境内には「一目千本」という、桜の季節には中千本と上千本の山桜を一望できる場所がある。私が行ったのは秋だったので当然桜は咲いておらず、とは言え紅葉のシーズンにも少し早かった。目の前の山を前に、想像力を総動員して満開の桜が咲いている光景を思い浮かべた。
更に奥まで行きたかったが、元々思い付きで吉野まで来たのもあり、今回はここで引き返すことにした。次の機会にはきちんと計画を立てて訪れよう、奥千本にある西行庵にも行ってみたいと思った。
まだ比較的日は高かったので、帰りはロープウェイには乗らず、吉野駅まで歩いて降りた。再び金峯山寺仁王門を通り抜けた時、振り返って携帯電話のカメラで写真を撮った。ロープウェイの吉野山駅を過ぎ、さらに歩いていると、途中、柿の無人販売所があった。「柿食えば」という句が思い浮かんだが、それは法隆寺だと心の中で一人ツッコんだ。その法隆寺にはこの翌々日に行った。
吉野駅に到着した。
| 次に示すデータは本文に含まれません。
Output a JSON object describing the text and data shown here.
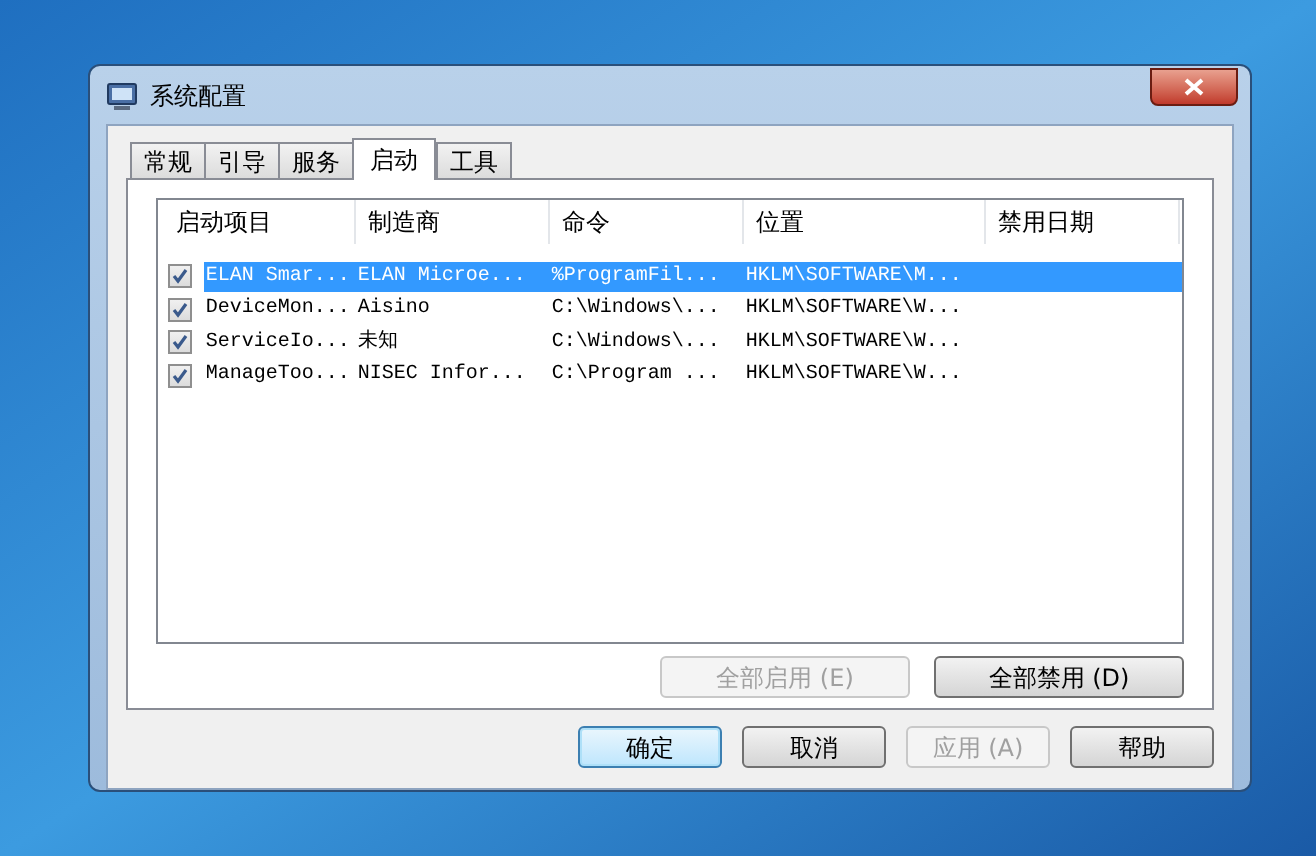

駅のすぐ側にお土産やお弁当などの売店が並んでいるので、そこで帰りの列車内で食べようとお弁当を購入した。そのため、帰りの電車は特急に乗ることにした。座席で一息つきながら、予定外だったけれど、行って良かったと満ち足りた気持ちで次第に暮れゆく車窓の風景を眺めていた。